[cosmic] ipoib ping with large message size failed

Bug #1801574 reported by Talat Batheesh
16
This bug affects 1 person
Affects Status Importance Assigned to Milestone
linux (Ubuntu)
Confirmed
High
Tyler Hicks

Bug Description

We see that ping over ipoib interface stuck with large packets, this is a new degradation, this test pass on Ubuntu 18.04.
After investigating the issue, we see that commit [1] introduce the issue, and it is not an upstream commit, it is canonical commit.
Could you please check with the canonical kernel team why they revert that commit?
To reproduce the bug, please use ConnectX-3 devices with ipoib connection with 2044 MTU (default) and run command [2].
Is there open Launchpad on it?

[1]
commit 77a24c313d21e3765b04d90521e9228a9bb6e332
Author: Tyler Hicks <email address hidden>
Date: Fri Aug 3 21:53:15 2018 +0000

    Revert "net: increase fragment memory usage limits"

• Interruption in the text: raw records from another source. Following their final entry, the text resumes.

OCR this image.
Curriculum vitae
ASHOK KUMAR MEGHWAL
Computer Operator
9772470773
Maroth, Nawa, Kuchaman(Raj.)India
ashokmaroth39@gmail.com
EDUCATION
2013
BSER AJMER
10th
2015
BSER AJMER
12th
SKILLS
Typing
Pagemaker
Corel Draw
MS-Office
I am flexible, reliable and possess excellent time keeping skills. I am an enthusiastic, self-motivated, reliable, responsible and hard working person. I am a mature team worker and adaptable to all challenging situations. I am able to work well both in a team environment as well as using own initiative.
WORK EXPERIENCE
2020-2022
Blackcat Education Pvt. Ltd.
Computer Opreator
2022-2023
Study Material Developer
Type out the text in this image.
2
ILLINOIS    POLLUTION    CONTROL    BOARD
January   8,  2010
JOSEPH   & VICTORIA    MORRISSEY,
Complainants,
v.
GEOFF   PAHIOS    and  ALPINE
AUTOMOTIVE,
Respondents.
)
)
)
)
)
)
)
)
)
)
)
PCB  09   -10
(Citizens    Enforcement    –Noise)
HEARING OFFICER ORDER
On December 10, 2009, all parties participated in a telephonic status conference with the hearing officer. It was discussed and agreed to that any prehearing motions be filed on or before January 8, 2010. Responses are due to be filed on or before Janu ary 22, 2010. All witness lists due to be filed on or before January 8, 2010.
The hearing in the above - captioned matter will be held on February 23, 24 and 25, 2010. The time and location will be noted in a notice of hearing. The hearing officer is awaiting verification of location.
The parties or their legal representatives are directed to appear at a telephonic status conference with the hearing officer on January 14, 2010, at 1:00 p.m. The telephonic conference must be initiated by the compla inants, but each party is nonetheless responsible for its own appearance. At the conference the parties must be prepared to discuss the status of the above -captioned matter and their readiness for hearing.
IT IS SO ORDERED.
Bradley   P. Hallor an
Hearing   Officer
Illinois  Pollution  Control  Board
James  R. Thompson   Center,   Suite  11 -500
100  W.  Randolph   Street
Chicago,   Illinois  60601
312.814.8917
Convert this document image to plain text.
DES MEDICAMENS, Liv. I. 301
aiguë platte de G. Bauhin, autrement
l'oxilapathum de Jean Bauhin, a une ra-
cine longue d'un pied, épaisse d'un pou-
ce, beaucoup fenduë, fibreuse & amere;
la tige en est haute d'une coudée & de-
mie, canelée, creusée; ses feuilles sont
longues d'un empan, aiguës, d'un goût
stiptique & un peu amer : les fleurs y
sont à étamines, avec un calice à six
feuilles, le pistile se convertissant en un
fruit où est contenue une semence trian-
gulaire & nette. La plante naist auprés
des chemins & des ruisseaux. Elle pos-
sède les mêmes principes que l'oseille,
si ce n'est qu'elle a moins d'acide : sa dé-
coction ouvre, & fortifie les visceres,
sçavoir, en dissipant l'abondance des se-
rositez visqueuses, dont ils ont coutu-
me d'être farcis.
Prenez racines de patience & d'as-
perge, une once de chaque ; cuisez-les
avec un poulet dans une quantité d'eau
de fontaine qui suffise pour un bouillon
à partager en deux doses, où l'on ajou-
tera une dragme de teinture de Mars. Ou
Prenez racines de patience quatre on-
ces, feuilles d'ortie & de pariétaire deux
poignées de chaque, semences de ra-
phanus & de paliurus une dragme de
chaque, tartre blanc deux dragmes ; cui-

    This reverts commit c2a936600f78aea00d3312ea4b66a79a4619f9b4. It
    made denial of service attacks on the IP fragment handling easier to
    carry out.

    CVE-2018-5391

    Signed-off-by: Tyler Hicks <email address hidden>
    Signed-off-by: Stefan Bader <email address hidden>

[2]
ping 13.194.22.1 -I 13.194.23.1 -s 65507

Tags: cosmic cscc
summary: - [bionic] ipoib ping with large message size failed
+ [cosmic] ipoib ping with large message size failed
Revision history for this message
Ubuntu Kernel Bot (ubuntu-kernel-bot) wrote : Missing required logs.

This bug is missing log files that will aid in diagnosing the problem. While running an Ubuntu kernel (not a mainline or third-party kernel) please enter the following command in a terminal window:

apport-collect 1801574

and then change the status of the bug to 'Confirmed'.

If, due to the nature of the issue you have encountered, you are unable to run this command, please add a comment stating that fact and change the bug status to 'Confirmed'.

This change has been made by an automated script, maintained by the Ubuntu Kernel Team.

Changed in linux (Ubuntu):
status: New → Incomplete
tags: added: cosmic
Luke Williams (wililupy)
Changed in linux (Ubuntu):
importance: Undecided → High
assignee: nobody → Tyler Hicks (tyhicks)
Luke Williams (wililupy)
Changed in linux (Ubuntu):
status: Incomplete → Confirmed
Revision history for this message
Jeff Lane  (bladernr) wrote :

Hi Talat,

Something else occurs to me, could you list which kernels are affected? Is this correct so far:

4.15: Not affected
4.18: Affected
How about 5.0 and perhaps 4.4 (not sure if 4.4 includes support for this though, so that may be not worth investigating.)

And for failing kernels, could you provide the full version (per uname)? that helps too.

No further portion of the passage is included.